ただ、町外れの高さ2mほどの不動明王が昔の記憶とまったく同じ姿で、花を供えて大切に祭られていたのには安堵した。

不動明王は20センチほどの薄い石造りで、前後に倒れそうに立ててある。その不動明王が倒れたら、町は滅びるとの言い伝えがあった。だから、子供たちはお詣りに出かけては、ちゃんと立っているのを見て安堵していた。

先人はわざと薄く、大地震で倒れるように石像を作ったのだろう。倒れるほどの地震が起きれば大津波がやって来る。その地方には大津波の伝承があり、地震の後海水が引いたら裏山に逃げるように年寄りから日頃教えられていた。これから確実に起きる東南海地震では、その地方を6mを越す大津波が襲う。

ストリートビューで見ると寂しいくらいの田舎だった。両親がこの地の知人たちに誘われて引っ越して来たのは終戦直後だ。
「米はないけど、魚でも野菜でもたっぷりあるから」
北九州で焼け出され食糧難に喘いでいた両親は、知人たちの熱心な誘いに惹かれてこの町へやって来た。
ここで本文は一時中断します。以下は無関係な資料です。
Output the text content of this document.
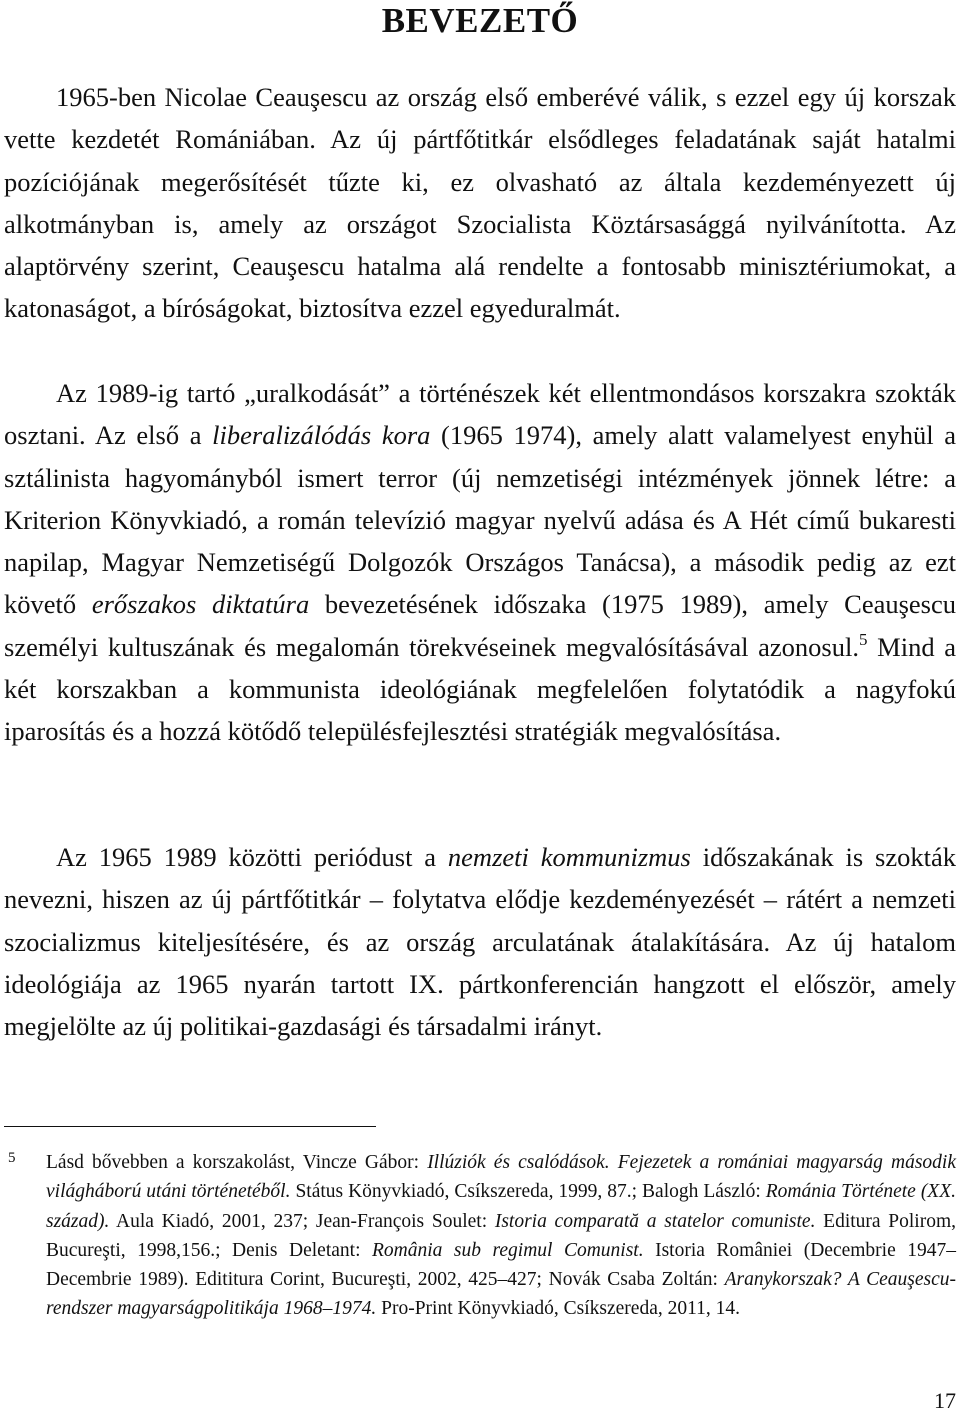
BEVEZETŐ

1965-ben Nicolae Ceauşescu az ország első emberévé válik, s ezzel egy új korszak vette kezdetét Romániában. Az új pártfőtitkár elsődleges feladatának saját hatalmi pozíciójának megerősítését tűzte ki, ez olvasható az általa kezdeményezett új alkotmányban is, amely az országot Szocialista Köztársasággá nyilvánította. Az alaptörvény szerint, Ceauşescu hatalma alá rendelte a fontosabb minisztériumokat, a katonaságot, a bíróságokat, biztosítva ezzel egyeduralmát.

Az 1989-ig tartó „uralkodását” a történészek két ellentmondásos korszakra szokták osztani. Az első a liberalizálódás kora (1965 1974), amely alatt valamelyest enyhül a sztálinista hagyományból ismert terror (új nemzetiségi intézmények jönnek létre: a Kriterion Könyvkiadó, a román televízió magyar nyelvű adása és A Hét című bukaresti napilap, Magyar Nemzetiségű Dolgozók Országos Tanácsa), a második pedig az ezt követő erőszakos diktatúra bevezetésének időszaka (1975 1989), amely Ceauşescu személyi kultuszának és megalomán törekvéseinek megvalósításával azonosul.$^5$ Mind a két korszakban a kommunista ideológiának megfelelően folytatódik a nagyfokú iparosítás és a hozzá kötődő településfejlesztési stratégiák megvalósítása.

Az 1965 1989 közötti periódust a nemzeti kommunizmus időszakának is szokták nevezni, hiszen az új pártfőtitkár – folytatva elődje kezdeményezését – rátért a nemzeti szocializmus kiteljesítésére, és az ország arculatának átalakítására. Az új hatalom ideológiája az 1965 nyarán tartott IX. pártkonferencián hangzott el először, amely megjelölte az új politikai-gazdasági és társadalmi irányt.

5 Lásd bővebben a korszakolást, Vincze Gábor: Illúziók és csalódások. Fejezetek a romániai magyarság második világháború utáni történetéből. Státus Könyvkiadó, Csíkszereda, 1999, 87.; Balogh László: Románia Története (XX. század). Aula Kiadó, 2001, 237; Jean-François Soulet: Istoria comparată a statelor comuniste. Editura Polirom, Bucureşti, 1998,156.; Denis Deletant: România sub regimul Comunist. Istoria României (Decembrie 1947–Decembrie 1989). Edititura Corint, Bucureşti, 2002, 425–427; Novák Csaba Zoltán: Aranykorszak? A Ceauşescu-rendszer magyarságpolitikája 1968–1974. Pro-Print Könyvkiadó, Csíkszereda, 2011, 14.
17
都会育ちの両親には寂しい田舎だっただろう。しかし、私たちには天国のように楽しい土地で、毎日、友だちと遊んで過ごしていた。その頃の我が家の記憶は、白熱灯の暖かい光の下、10人近い大家族のにぎやかな食事風景だ。
「あの頃は大変だったけど、子供たちがいたので、とても楽しかった」
母は晩年までよく話していた。

その頃、可愛がってもくれた近所のおばあさんから、先日電話があった。その頃は若いお嫁さんだったが、今は80過ぎだ。彼女が電話しているイメージは、広い土間に黒光りする上がりかまち、その奥座敷で話している姿だった。
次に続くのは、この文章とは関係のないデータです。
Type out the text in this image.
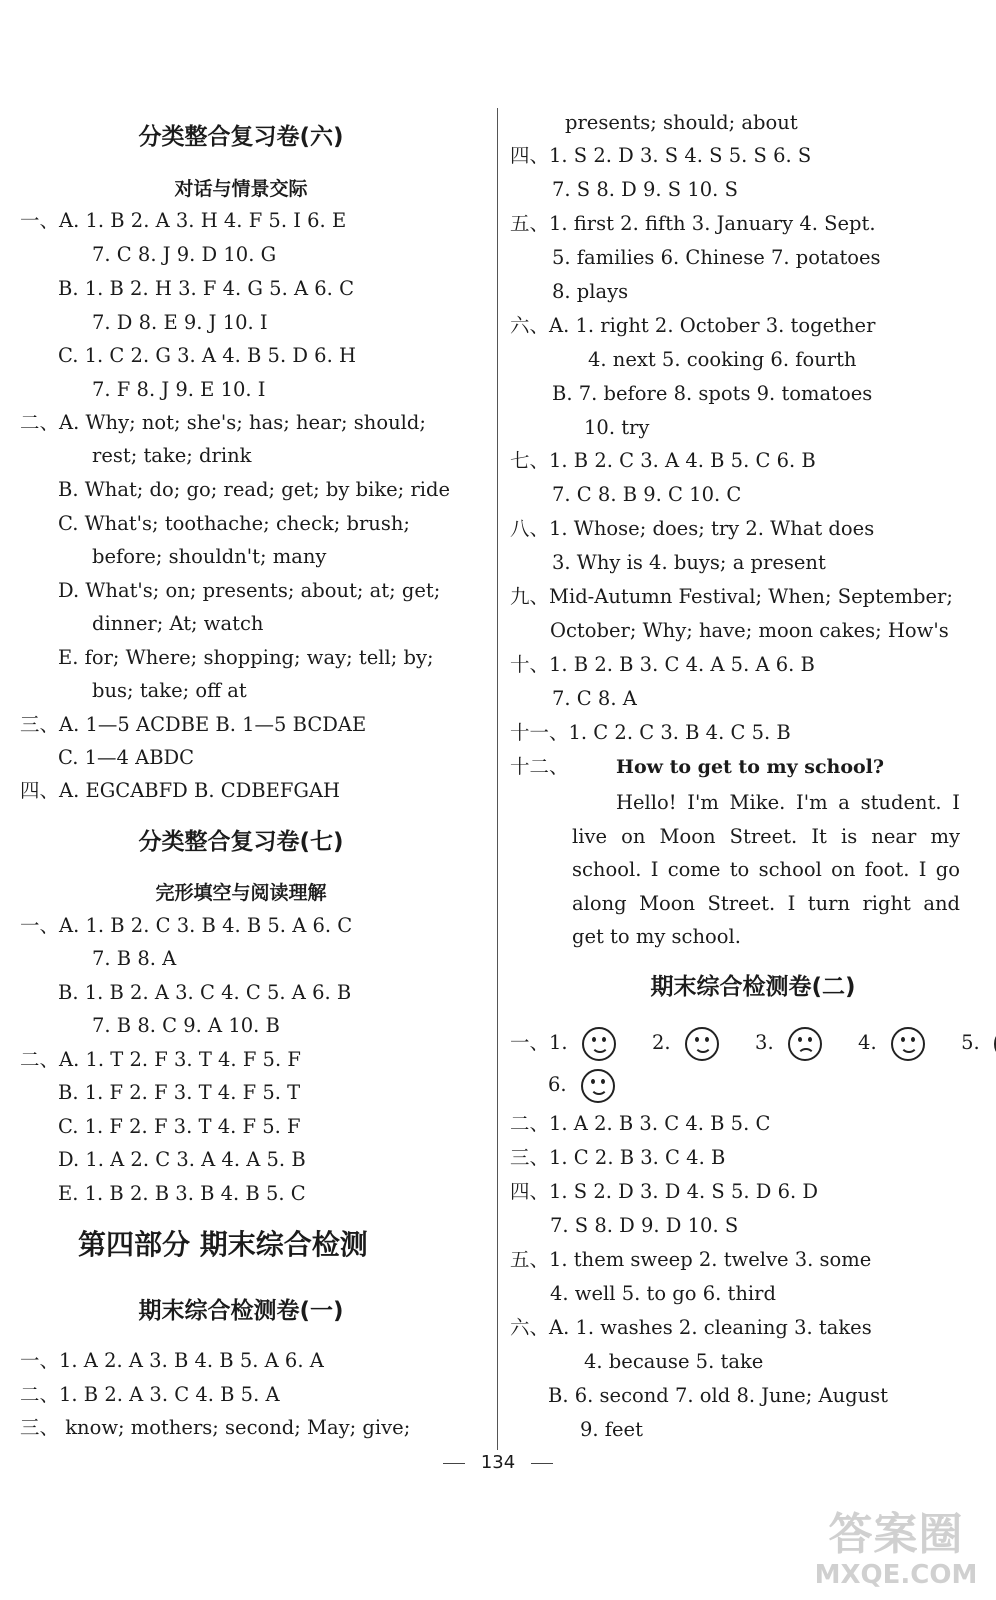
分类整合复习卷(六)
对话与情景交际
一、A. 1. B 2. A 3. H 4. F 5. I 6. E
7. C 8. J 9. D 10. G
B. 1. B 2. H 3. F 4. G 5. A 6. C
7. D 8. E 9. J 10. I
C. 1. C 2. G 3. A 4. B 5. D 6. H
7. F 8. J 9. E 10. I
二、A. Why; not; she's; has; hear; should;
rest; take; drink
B. What; do; go; read; get; by bike; ride
C. What's; toothache; check; brush;
before; shouldn't; many
D. What's; on; presents; about; at; get;
dinner; At; watch
E. for; Where; shopping; way; tell; by;
bus; take; off at
三、A. 1—5 ACDBE B. 1—5 BCDAE
C. 1—4 ABDC
四、A. EGCABFD B. CDBEFGAH
分类整合复习卷(七)
完形填空与阅读理解
一、A. 1. B 2. C 3. B 4. B 5. A 6. C
7. B 8. A
B. 1. B 2. A 3. C 4. C 5. A 6. B
7. B 8. C 9. A 10. B
二、A. 1. T 2. F 3. T 4. F 5. F
B. 1. F 2. F 3. T 4. F 5. T
C. 1. F 2. F 3. T 4. F 5. F
D. 1. A 2. C 3. A 4. A 5. B
E. 1. B 2. B 3. B 4. B 5. C
第四部分 期末综合检测
期末综合检测卷(一)
一、1. A 2. A 3. B 4. B 5. A 6. A
二、1. B 2. A 3. C 4. B 5. A
三、 know; mothers; second; May; give;
presents; should; about
四、1. S 2. D 3. S 4. S 5. S 6. S
7. S 8. D 9. S 10. S
五、1. first 2. fifth 3. January 4. Sept.
5. families 6. Chinese 7. potatoes
8. plays
六、A. 1. right 2. October 3. together
4. next 5. cooking 6. fourth
B. 7. before 8. spots 9. tomatoes
10. try
七、1. B 2. C 3. A 4. B 5. C 6. B
7. C 8. B 9. C 10. C
八、1. Whose; does; try 2. What does
3. Why is 4. buys; a present
九、Mid-Autumn Festival; When; September;
October; Why; have; moon cakes; How's
十、1. B 2. B 3. C 4. A 5. A 6. B
7. C 8. A
十一、1. C 2. C 3. B 4. C 5. B
十二、 How to get to my school?
Hello! I'm Mike. I'm a student. I live on Moon Street. It is near my school. I come to school on foot. I go along Moon Street. I turn right and get to my school.
期末综合检测卷(二)
一、1.	2.	3.	4.	5.
6.
二、1. A 2. B 3. C 4. B 5. C
三、1. C 2. B 3. C 4. B
四、1. S 2. D 3. D 4. S 5. D 6. D
7. S 8. D 9. D 10. S
五、1. them sweep 2. twelve 3. some
4. well 5. to go 6. third
六、A. 1. washes 2. cleaning 3. takes
4. because 5. take
B. 6. second 7. old 8. June; August
9. feet
134
答案圈
MXQE.COM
しかし、現実のストリートビューに映っていた彼女の住まいは、白いモルタル塗りの今時の住宅で、多分彼女は、洋間の椅子に腰掛けて話していたのだろう。その現実と記憶の落差には軽いショックを覚えるほどだった。

60年前の記憶にある建物を探したが見つからなかった。ただ、お寺の石垣の上に並んだ石仏と神社の御影石作りの鳥居と鉄道の鉄橋など、かろうじて昔のままだった。そして変わらないのは山や川だ。アサリを採った河口や、シジミ採りをした清流は昔と同じ姿だった。